Question

Let $f(x) = a_{0} + a_{1}x^{2} + a_{2}x^{4} + a_{3}x^{6}, \; x \in \mathbb{R}$ where $0 < a_{0} < a_{1} < a_{2} < a_{3}$. The minimum value of $f(x)$ is

• A. $a_{0}+a_{1}+a_{2}+a_{3}$
• B. $a_{1}+a_{2}$
• C. $a_{0}$
• D. $a_{3}$
• E. $a_{0}+a_{3}$

Hint:

Math Tip: Whenever a polynomial has only even powers and all strictly positive coefficients, its graph is a "U" shape (parabola-like) that bottoms out perfectly on the y-axis.

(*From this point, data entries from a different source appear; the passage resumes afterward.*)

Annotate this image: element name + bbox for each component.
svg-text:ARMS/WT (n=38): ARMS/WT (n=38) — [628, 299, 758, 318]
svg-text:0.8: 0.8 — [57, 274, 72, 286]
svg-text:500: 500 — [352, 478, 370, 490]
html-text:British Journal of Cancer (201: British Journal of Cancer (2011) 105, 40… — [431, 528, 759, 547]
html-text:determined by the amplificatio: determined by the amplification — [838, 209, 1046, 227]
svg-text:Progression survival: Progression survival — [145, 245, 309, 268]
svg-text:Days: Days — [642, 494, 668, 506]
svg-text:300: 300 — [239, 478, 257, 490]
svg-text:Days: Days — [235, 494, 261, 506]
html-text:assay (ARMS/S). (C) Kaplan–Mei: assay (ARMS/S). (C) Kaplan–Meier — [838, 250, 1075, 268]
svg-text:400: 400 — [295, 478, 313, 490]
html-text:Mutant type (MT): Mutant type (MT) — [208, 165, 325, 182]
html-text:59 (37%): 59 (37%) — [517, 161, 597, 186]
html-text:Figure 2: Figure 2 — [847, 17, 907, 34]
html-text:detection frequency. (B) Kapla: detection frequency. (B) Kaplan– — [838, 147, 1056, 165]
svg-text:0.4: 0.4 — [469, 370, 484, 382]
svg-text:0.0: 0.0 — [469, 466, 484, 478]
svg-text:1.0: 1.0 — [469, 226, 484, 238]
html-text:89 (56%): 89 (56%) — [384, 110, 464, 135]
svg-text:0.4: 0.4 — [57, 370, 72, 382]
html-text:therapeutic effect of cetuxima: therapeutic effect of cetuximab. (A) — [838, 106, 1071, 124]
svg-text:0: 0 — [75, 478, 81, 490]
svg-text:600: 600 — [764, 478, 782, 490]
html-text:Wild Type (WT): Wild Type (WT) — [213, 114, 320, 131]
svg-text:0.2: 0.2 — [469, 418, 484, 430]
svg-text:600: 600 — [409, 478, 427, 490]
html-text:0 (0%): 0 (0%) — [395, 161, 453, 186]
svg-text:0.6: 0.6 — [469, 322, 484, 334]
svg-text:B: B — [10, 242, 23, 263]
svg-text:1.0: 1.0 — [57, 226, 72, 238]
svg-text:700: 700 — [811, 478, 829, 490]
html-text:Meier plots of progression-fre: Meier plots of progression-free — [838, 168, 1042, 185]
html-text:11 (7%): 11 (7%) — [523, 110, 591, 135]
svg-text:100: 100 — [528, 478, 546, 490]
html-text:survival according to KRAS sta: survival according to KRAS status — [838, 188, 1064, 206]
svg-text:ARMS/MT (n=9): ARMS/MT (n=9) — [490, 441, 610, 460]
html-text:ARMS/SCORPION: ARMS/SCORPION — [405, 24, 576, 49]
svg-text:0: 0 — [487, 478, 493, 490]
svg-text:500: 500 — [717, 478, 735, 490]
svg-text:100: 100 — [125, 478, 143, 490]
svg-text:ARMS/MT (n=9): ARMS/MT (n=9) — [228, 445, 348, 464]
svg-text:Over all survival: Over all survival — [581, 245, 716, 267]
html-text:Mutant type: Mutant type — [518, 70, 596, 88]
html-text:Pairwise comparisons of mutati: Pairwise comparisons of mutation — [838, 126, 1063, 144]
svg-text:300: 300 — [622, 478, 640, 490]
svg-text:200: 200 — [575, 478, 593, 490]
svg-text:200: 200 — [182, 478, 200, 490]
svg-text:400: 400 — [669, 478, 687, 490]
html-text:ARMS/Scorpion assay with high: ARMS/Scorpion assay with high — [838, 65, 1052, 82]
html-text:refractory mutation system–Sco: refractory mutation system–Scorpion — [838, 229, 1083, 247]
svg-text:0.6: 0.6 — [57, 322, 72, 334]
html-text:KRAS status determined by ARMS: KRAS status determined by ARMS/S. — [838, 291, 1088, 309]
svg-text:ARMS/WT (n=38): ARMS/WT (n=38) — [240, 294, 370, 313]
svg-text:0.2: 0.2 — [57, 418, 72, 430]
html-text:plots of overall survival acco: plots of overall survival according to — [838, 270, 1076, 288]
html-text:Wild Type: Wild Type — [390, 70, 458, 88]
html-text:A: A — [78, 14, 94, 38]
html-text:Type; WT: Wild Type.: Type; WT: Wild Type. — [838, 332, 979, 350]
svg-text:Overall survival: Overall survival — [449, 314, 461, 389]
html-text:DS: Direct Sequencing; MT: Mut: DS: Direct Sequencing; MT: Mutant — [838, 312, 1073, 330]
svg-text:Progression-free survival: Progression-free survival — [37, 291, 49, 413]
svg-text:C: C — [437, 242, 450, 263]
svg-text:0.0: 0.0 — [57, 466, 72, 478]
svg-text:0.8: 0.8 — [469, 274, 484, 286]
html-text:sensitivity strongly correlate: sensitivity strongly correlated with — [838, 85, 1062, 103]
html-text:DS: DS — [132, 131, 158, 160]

The minimum value is always just the constant term!

Answer 1

The Correct Option is C

Concept:
Calculus / Algebra - Minimum value of even functions.
Step 1: Analyze the components of the given function.
The function is $f(x) = a_0 + a_1x^2 + a_2x^4 + a_3x^6$.
Notice that the function consists entirely of even powers of $x$.
Step 2: Determine the behavior of the even powers.
For any real number $x \in \mathbb{R}$, an even power will always be non-negative: $$ x^2 \ge 0 $$ $$ x^4 \ge 0 $$ $$ x^6 \ge 0 $$
Step 3: Analyze the coefficients.
We are given the condition $0<a_0<a_1<a_2<a_3$.
This strictly means that all the coefficients ($a_1, a_2, a_3$) attached to the variable terms are positive real numbers.
Step 4: Find the minimum value of the variable terms.
Since a positive coefficient multiplied by a non-negative value is always $\ge 0$, the minimum possible value for the terms $a_1x^2$, $a_2x^4$, and $a_3x^6$ is exactly $0$.
This minimum occurs exclusively when $x = 0$.
Step 5: Evaluate the minimum value of $f(x)$.
Substitute $x = 0$ into the original function to find its global minimum: $$ f(0) = a_0 + a_1(0)^2 + a_2(0)^4 + a_3(0)^6 $$ $$ f(0) = a_0 + 0 + 0 + 0 $$ $$ f(0) = a_0 $$ Therefore, the minimum value of $f(x)$ is $a_0$.